If I were an undergrad in such a system, I would be puking day in and day out at the mere thought of going to such classes!
Do most faculty ever pause to think that very few students might ever make careers out of the academic jargon? That very, very few would ever go to graduate school in that very field, even if the jargon did interest them?
To most students in the vast numbers of colleges and universities like mine, the BA/BS is the end of the formal education. And then life teaches them a lot more.
Consistent with this understanding of mine, a few years ago, I started teaching my courses different from how they might be "conventionally" offered.
And a lot more differently after I was sure I was tenured :)
I started putting together my own list of readings. During discussions, I ask students related questions that might pertain to other disciplines. Examples? When discussing the geographic patterns in resources, which is a standard topic in economic geography, I might ask them to describe natural gas as a chemical. What is the main gas there? What is its chemical formula? Or, when we talk about alternative energy sources, I might ask them for the difference between nuclear fission and fusion. More than once, I have had students work on term papers by analyzing the concepts explored in short stories. I bring in movie clips to highlight issues.
The work that students turn in indicate that I have not sacrificed anything when it comes to the formal academic rigor and what they need to know by taking the courses. And, I get a lot more: they begin to see that knowledge is all interconnected, which is how the world functions too. Once, in class when we talked about the energy that goes into transporting food, and the energy derived from that food when we consume it (an important controversy in the locavore movement), it was fascinating to watch students duke it out on whether or not energy is energy, or whether energy in transportation is different from the energy in food.
Which is why I liked the following paragraphs in this blog post where a liberal arts college professor writes about how his syllabi often have materials from disciplines other than his own:
Foundations aren’t whole buildings, though, and creating the entire foundation that you’d need for a skyscraper when all you’re going to build in the site is a modest ranch home is a wasteful and stupid thing to do.Yep.
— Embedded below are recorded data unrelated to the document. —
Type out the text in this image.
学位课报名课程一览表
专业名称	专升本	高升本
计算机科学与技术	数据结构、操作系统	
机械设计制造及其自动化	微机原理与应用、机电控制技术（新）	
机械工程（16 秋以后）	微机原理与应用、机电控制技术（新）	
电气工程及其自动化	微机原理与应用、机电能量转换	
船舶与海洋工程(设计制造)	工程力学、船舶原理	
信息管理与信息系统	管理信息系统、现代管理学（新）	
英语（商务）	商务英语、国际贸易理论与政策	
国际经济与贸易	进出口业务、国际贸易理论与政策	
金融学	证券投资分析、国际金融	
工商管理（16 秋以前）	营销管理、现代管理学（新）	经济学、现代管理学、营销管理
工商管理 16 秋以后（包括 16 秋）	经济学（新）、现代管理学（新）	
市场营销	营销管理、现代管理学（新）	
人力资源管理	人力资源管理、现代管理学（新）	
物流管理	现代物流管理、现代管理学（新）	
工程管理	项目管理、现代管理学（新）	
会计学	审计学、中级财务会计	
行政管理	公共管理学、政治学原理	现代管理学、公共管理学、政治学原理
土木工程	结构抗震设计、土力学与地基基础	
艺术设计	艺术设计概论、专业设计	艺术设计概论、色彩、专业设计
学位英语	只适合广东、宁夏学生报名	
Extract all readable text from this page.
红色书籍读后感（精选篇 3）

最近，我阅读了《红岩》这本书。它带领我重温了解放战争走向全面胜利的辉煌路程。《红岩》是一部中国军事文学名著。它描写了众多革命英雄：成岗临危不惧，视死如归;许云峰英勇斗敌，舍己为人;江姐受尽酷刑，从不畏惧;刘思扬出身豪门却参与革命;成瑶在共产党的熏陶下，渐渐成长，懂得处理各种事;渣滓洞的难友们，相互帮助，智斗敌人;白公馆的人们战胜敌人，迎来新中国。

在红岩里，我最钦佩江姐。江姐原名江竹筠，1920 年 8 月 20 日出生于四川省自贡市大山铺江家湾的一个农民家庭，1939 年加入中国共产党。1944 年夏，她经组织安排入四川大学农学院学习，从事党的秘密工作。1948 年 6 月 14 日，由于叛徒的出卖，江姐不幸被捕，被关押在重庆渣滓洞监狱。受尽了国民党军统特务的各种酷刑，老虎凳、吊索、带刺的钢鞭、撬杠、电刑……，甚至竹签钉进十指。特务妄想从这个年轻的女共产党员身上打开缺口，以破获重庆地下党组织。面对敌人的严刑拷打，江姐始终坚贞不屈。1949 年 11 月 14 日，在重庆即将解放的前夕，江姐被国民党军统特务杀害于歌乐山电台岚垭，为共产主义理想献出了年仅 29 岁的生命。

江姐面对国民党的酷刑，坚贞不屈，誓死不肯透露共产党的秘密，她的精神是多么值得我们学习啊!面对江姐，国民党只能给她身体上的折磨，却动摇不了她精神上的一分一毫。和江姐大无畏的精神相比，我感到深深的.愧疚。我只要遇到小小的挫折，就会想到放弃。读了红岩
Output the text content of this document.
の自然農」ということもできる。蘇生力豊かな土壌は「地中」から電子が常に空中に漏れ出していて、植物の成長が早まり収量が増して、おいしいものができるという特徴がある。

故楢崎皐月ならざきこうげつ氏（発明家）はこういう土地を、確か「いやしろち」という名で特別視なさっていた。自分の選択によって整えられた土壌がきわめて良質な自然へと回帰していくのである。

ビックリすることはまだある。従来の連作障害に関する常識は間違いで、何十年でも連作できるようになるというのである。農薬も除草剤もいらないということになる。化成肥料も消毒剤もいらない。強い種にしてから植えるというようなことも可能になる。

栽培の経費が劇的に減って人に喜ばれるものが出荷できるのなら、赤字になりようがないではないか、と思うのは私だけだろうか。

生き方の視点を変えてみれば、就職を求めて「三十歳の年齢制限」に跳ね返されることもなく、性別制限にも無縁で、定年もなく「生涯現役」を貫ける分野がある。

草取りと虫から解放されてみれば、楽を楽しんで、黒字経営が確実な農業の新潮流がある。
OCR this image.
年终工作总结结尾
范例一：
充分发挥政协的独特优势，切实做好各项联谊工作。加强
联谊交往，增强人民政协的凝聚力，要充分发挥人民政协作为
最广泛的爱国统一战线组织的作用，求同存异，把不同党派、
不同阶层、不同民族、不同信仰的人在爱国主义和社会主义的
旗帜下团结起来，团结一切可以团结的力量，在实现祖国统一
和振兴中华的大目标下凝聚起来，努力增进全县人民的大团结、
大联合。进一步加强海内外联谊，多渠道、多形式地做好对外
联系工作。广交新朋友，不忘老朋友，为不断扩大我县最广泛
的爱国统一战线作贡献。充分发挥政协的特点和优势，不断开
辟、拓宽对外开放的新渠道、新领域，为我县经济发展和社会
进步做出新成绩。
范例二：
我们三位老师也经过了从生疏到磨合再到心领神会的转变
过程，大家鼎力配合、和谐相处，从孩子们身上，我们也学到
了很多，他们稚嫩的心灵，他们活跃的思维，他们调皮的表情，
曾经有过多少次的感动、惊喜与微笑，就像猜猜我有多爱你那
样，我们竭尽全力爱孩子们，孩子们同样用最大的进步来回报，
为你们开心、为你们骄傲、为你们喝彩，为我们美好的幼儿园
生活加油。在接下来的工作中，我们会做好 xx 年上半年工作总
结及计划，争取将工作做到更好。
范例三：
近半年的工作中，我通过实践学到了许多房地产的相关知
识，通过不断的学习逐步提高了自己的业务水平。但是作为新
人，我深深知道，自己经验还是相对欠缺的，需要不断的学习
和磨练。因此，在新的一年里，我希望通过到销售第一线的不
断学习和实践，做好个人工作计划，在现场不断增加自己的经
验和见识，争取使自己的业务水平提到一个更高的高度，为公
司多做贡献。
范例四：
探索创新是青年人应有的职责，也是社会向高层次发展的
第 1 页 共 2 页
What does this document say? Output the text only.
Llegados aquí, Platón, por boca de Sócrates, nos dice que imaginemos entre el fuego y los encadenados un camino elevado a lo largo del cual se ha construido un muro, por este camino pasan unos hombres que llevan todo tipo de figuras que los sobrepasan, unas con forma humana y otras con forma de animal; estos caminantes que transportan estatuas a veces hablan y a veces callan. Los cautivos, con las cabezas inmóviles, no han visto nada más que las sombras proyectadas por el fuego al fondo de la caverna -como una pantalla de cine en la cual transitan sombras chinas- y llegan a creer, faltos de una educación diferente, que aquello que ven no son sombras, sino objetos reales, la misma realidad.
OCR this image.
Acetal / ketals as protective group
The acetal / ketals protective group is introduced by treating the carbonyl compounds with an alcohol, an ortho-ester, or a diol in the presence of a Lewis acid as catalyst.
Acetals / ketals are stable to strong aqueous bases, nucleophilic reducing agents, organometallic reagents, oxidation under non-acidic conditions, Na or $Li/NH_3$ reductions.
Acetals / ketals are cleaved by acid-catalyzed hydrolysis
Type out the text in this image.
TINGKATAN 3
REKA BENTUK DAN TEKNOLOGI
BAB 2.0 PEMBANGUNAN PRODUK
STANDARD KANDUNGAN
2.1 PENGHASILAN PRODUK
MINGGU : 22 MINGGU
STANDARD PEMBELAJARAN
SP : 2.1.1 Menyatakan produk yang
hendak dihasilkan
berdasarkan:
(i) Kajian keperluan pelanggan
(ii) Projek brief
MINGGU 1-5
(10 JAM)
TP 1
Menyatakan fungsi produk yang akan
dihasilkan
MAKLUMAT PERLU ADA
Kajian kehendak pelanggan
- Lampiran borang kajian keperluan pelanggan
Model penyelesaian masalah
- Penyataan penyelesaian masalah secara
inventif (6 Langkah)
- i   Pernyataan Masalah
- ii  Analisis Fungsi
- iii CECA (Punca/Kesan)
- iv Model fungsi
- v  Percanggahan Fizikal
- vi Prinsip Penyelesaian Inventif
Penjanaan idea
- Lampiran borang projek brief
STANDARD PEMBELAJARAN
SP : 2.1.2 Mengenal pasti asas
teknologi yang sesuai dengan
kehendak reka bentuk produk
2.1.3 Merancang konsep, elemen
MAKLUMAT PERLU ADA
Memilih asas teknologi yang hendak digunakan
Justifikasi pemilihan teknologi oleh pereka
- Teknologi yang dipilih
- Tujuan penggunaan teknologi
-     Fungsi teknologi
Faculty need to work for students who are really certain that they’re going to need the deepest foundation. But it’s more important to offer the smaller footprints for the larger group of students, or maybe even just to provide some building materials from your discipline that are an accompaniment to work in a completely different field or profession or to a well-lived life. So that’s why I often do teach materials from other specializations and other disciplines and from outside academia, with relatively careless regard for the deep foundations that generated some of that material.
But, there is a downside: "mashed potatoes" :)
And then we wonder why the dominant approach to education invites criticisms like this!
I’m reminded of a point made by Andrew Rosen of Kaplan, the for-profit education company, that colleges today know more about how many kids attend basketball games and which alumni give money than how many students showed up for economics class during the week, or which alumni are having a hard time meeting their career goals because of shortcomings in their education.I certainly don't need education of the sort that is often provided anymore. Thankfully, I am not 19, or even worse: 13!
That needs to change.
1 comment:
I won't do a PhD, even if you offered me a fortune :) This is the one bottleneck that dissuades me from dabbling in teaching.
See my remark in your earlier post. I am now even more tempted to do a term in your course. But alas, I am not welcome in your country.